7. Coinbase wypłacił 30 tys. dolarów nagrody za zidentyfikowanie krytycznego błędu w swoim systemie

Powszechnie znana maksyma głosi, że lepiej zapobiegać niż leczyć. Zarządzający firmą Coinbase nie tylko ją znają ale i na co dzień stosują, o czym najdobitniej świadczą ich działania. Tylko w lutym 2019 firma wypłaciła 30 000 dolarów nagrody za odkrycie krytycznego błędu w swoim systemie.

Błąd został zarejestrowany 12 lutego za pośrednictwem programu ujawniania luk w oprogramowaniu Coinbase na platformie HackerOne. Rzecznik firmy poinformował, że wykryta luka została już naprawiona, ale nie podał żadnych dalszych szczegółów na ten temat.

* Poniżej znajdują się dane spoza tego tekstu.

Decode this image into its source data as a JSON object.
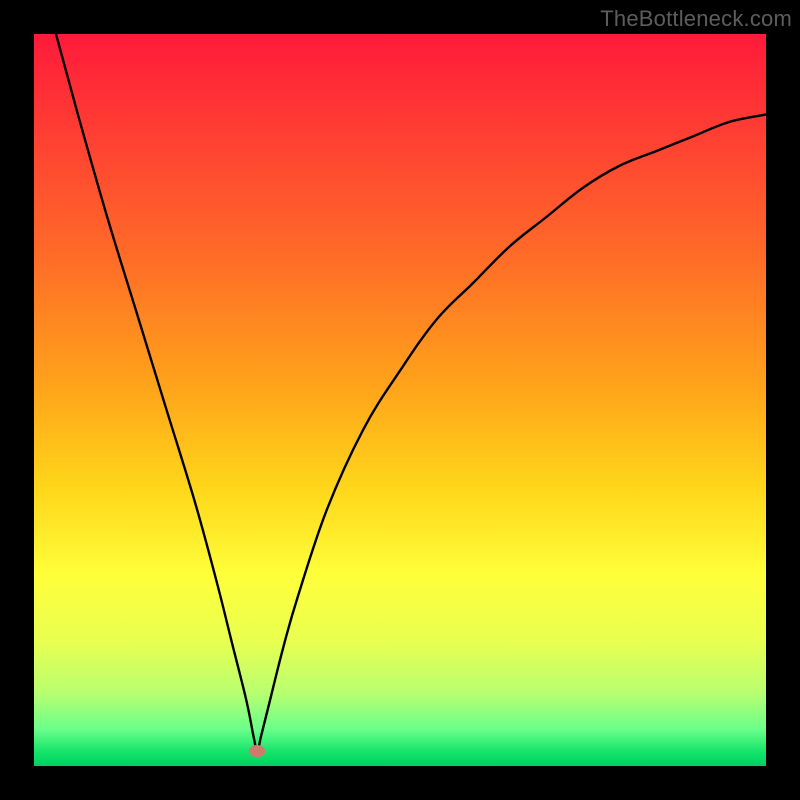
{
  "watermark": "TheBottleneck.com",
  "colors": {
    "frame": "#000000",
    "curve": "#000000",
    "marker": "#cf7b6c",
    "watermark": "#5d5d5d"
  },
  "chart_data": {
    "type": "line",
    "title": "",
    "xlabel": "",
    "ylabel": "",
    "xlim": [
      0,
      100
    ],
    "ylim": [
      0,
      100
    ],
    "grid": false,
    "legend": false,
    "marker": {
      "x": 30.5,
      "y": 2
    },
    "series": [
      {
        "name": "curve",
        "x": [
          3,
          6,
          10,
          14,
          18,
          22,
          25,
          27,
          29,
          30,
          30.5,
          31,
          32,
          34,
          36,
          40,
          45,
          50,
          55,
          60,
          65,
          70,
          75,
          80,
          85,
          90,
          95,
          100
        ],
        "y": [
          100,
          89,
          75,
          62,
          49,
          36,
          25,
          17,
          9,
          4,
          2,
          4,
          8,
          16,
          23,
          35,
          46,
          54,
          61,
          66,
          71,
          75,
          79,
          82,
          84,
          86,
          88,
          89
        ]
      }
    ]
  }
}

Raport o odkrytej podatności nie jest dostępny dla opinii publicznej, ale biorąc pod uwagę wysokość wypłaconej nagrody mniemać można, że wada była dość istotna.

Coinbase posiada czteropoziomowy system nagród oparty na wpływie odkrytego błędu. 200 dolarów otrzymuje się za odkrycie błędu mało istotnego, 2 000 dolarów za średnio istotnego, 15 000 dolarów za błąd istotny oraz do 50 000 dolarów za błąd krytyczny.

Źródło

8. Luka bezpieczeństwa w witrynach WordPress`a

Hakerzy przejmowali kontrolę nad witrynami tworzonymi na WordPressie wykorzystując luki w dość popularnej wtyczce WP Cost Estimation & Payment Forms Builder. Wtyczka opracowana przez firmę Loopus umożliwia administratorom stron WordPressa tworzenie kalkulatorów kosztów oraz formularzy płatności.

Defiant, twórca Wordfence – wtyczki bezpieczeństwa dla stron WordPress, poinformował, że ataki wykorzystujące luki w WP Cost Estimation & Payment Forms Builder służą do instalowania backdoorów na stronach internetowych.

Cyberprzestępcy wykorzystują do przeprowadzenia ataków dwie luki związane z przesyłaniem i usuwaniem plików. Luka umożliwia przesyłanie szkodliwych plików PHP z pozornie niegroźnymi rozszerzeniami, co oczywiście jest niedopuszczalne we wtyczce.

Druga luka pozwala atakującym na usunięcie dowolnych plików. W atakach wykrytych przez Wordfence`a, usuwano pliki wp-config.php. W wyniku tego WordPress zachowywał się jakby trwała nowa instalacja – ponieważ nie miał skonfigurowanej bazy danych. Umożliwiało to hakerom podłączenie strony do własnych bazy danych i zalogowanie się na witrynie jako administrator.

Obie wspomniane luki pozwalały hakerom osiągnąć ten sam cel. Obie wykorzystywane były w atakach wymierzonych w te same witryny, co doprowadziło ekspertów do przekonania, że exploit do przesyłania plików nie przyniósł oczekiwanych rezultatów.
Wykryte luki zostały załatane kilka miesięcy temu, ale jako że nie wydano ostrzeżenia o zagrożeniach wielu użytkowników nie zainstalowało aktualizacji i pozostawiło swoje witryny narażone na ataki.

Podczas badania skuteczności wprowadzonych w zabezpieczeniach poprawek badacze z Wordfence odkryli inną potencjalnie poważną wadę – problem z przesuwaniem katalogu do przesyłania, który może zostać wykorzystany do nadpisania dowolnego pliku. Badacze zgłosili odkrytą lukę do Loopus 26 stycznia 2019 roku, a łatka została opracowana i wydana kilka dni później.